Some years later, I’m in another government office, this time working for Washington state. I breeze in after an out-of-town trip, and as I walk by her desk the office secretary-receptionist shows me a letter addressed to Dr. Michael Gruber and says, “I didn’t know you were a doctor,” and I do my rubber-glove shtick and walk on by. Later that afternoon, the office manager comes by my office with a woeful expression and tells me this woman has accused me of sexual harassment. I explained my take on the issue, went to the secretary, apologized for any offense, and thereafter treated her with a somewhat chilly professionalism. I should say that before this I had enjoyed, or imagined, a cordial, wise-cracking relationship with her, which I now thought had to stop.

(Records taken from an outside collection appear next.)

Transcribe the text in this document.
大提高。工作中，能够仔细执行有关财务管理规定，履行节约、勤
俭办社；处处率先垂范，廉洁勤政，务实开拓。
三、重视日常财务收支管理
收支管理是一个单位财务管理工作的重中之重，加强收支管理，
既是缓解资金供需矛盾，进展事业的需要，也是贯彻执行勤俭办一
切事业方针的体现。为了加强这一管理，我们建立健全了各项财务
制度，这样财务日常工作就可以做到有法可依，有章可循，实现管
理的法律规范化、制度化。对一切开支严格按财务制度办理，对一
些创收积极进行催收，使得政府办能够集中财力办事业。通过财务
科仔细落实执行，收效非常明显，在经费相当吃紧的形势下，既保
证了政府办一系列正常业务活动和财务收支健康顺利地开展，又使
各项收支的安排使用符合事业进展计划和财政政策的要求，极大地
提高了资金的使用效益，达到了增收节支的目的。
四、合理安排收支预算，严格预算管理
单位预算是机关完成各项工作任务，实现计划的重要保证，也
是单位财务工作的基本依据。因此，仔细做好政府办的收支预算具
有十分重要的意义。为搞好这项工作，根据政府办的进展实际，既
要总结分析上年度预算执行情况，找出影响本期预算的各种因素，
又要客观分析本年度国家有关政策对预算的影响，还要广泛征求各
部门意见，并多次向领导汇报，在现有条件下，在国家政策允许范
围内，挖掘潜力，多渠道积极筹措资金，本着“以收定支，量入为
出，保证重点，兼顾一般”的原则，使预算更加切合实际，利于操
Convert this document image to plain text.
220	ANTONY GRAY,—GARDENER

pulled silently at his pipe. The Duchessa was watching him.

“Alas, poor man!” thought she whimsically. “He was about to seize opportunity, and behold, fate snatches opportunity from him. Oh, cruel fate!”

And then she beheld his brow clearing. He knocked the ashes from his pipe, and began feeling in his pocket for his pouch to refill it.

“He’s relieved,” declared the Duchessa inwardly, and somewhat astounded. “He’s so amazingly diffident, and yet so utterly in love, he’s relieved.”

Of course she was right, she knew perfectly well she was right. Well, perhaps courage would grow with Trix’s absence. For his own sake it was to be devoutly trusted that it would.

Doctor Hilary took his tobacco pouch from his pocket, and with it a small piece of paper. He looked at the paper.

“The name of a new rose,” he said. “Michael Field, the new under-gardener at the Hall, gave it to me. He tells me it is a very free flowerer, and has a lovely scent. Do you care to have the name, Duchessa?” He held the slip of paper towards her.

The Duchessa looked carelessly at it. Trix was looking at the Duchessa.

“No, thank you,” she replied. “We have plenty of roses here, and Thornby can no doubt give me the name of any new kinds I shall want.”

The reason I present this story is not to excuse the truly hideous abuse suffered by many women in the workplace, but to point out that “sexual harassment” covers a lot of ground and that we don’t have a reliable and accepted way of distinguishing between, say, an Al Franken and an actual serial rapist of employees. That young contractor is pushing fifty now and for all I know she’s telling her story on #MeToo—horrible bestial federal manager who ruined her first job by breast-staring.  Misunderstandings happen, and jokes go sour, and it may even happen that people lie. There is going to be a lying scandal sooner or later and reactionaries will seize upon it to torpedo legitimate claims.  We have to be able to discriminate, or else one of the great pleasures of the world—working well in mixed sex teams—will go extinct. I’ve worked for women and had female staff and there’s always sexual energy around. The genius of good supervision is not to deny that energy but to channel it away from sex per se and into creativity. That so many male managers whiff this easy pitch so often is a crying shame.